Cyprus Mail
Cyprus

House passes law on whistleblowers

Parliament on Thursday passed a law on the protection of whistleblowers, hailed by MPs as an important step in cracking down on corruption in the public sector.

The legislation passed with 49 votes for, and one against. The single vote against was cast by Limassol MP Andreas Themistocleous.

Discussions on the legislation date back to 2016. The law is titled ‘The protection of persons who report violations of EU law and national Law of 2022’.

It affords state protection to persons reporting corruption in the private and public sectors.
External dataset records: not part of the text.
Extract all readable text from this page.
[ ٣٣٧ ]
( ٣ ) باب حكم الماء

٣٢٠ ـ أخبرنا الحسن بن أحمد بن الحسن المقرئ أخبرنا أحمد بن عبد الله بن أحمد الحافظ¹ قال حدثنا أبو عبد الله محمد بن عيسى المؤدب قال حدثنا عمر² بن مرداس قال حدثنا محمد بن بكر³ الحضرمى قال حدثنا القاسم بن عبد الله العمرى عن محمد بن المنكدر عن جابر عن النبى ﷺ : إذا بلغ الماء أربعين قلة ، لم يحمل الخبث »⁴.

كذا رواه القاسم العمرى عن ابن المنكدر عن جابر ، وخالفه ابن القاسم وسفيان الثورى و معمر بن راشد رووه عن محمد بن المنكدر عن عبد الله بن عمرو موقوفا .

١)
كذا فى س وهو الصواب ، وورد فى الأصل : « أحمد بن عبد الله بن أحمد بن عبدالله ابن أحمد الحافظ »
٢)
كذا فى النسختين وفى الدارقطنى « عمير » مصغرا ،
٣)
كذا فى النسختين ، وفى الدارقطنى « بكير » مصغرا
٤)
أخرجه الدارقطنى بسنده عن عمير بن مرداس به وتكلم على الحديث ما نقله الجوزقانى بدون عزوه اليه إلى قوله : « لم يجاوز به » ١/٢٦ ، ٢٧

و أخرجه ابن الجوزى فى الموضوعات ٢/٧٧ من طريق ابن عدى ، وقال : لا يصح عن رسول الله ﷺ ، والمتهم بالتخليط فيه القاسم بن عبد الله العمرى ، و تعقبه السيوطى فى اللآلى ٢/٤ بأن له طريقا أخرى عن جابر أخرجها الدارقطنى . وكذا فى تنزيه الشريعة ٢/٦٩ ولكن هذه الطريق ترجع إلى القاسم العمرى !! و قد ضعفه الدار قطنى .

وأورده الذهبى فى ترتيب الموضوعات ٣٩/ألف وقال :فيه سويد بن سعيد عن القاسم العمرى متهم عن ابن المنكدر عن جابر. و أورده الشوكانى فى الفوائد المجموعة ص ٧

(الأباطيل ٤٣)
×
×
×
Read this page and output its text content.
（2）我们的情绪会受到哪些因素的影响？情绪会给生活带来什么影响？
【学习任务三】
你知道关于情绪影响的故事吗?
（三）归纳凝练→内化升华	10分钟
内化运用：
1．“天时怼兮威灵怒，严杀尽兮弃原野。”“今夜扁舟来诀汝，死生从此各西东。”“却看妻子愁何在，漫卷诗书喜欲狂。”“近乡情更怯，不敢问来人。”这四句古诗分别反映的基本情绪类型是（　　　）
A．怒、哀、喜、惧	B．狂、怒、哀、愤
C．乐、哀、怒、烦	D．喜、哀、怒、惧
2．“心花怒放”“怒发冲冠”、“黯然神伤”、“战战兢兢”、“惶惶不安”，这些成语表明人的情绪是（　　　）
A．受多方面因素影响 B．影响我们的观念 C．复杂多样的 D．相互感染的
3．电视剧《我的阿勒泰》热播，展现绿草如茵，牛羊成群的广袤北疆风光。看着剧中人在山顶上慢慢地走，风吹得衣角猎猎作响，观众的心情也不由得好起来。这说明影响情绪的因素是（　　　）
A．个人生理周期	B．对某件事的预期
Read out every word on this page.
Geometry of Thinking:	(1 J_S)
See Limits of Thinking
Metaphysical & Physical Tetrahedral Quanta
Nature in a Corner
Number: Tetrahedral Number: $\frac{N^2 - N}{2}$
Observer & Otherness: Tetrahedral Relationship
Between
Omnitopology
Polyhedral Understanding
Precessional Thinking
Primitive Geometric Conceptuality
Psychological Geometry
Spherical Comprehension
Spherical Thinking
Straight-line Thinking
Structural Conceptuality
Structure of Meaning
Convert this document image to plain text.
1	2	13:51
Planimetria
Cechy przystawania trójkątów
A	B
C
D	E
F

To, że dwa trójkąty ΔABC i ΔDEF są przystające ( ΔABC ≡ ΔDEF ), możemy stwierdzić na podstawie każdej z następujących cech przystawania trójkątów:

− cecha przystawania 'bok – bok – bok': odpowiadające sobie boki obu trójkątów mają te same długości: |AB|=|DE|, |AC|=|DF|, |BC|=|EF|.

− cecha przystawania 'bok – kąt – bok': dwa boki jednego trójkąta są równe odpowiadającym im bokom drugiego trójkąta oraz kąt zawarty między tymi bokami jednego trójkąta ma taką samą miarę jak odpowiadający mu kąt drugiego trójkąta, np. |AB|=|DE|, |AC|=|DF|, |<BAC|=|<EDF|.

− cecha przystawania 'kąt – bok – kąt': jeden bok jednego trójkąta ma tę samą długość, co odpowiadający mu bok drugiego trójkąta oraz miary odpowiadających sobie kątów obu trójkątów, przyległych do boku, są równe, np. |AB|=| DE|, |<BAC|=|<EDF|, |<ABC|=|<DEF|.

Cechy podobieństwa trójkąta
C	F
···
Whistleblowers cannot be sacked, or downgraded, and will be protected by police if threatened.

Among others, it covers the reporting of instances where violations of the law jeopardise, or may jeopardise, the safety or health of any person, as well as violations that cause, or may cause, damage to the environment.

The law covers not only the person doing the reporting, but also third parties connected to that person who may suffer reprisals.

Legal entities governed by either public or private law must set in place channels and processes for the in-house reporting of violations.

Moreover such entities, as well as public authorities which receive the reports, have a legal obligation to preserve whistleblowers’ anonymity and also take care not to divulge any information that can be used as an identifier of the person reporting.

In addition, it becomes a criminal offence to obstruct the filing of a report, to take any reprisals against the person reporting, or to renege on the obligation to protect a whistleblower’s anonymity.

Sanctions are also specified for those submitting false reports.

Speaking on the House floor, Akel MP Irini Charalambidou – who had pushed hard for the legislation – said she was pleased that Cyprus has finally passed a law that will serve as the spearhead for clamping down on corruption and enhancing transparency.

So far in Cyprus, she added, people who reported illegal acts or bad practices tended to be targeted and marginalised.

“In a small state, it’s easy to compel silence,” she noted.”

Present at the session of the House plenum was Justice Minister Stephi Dracou.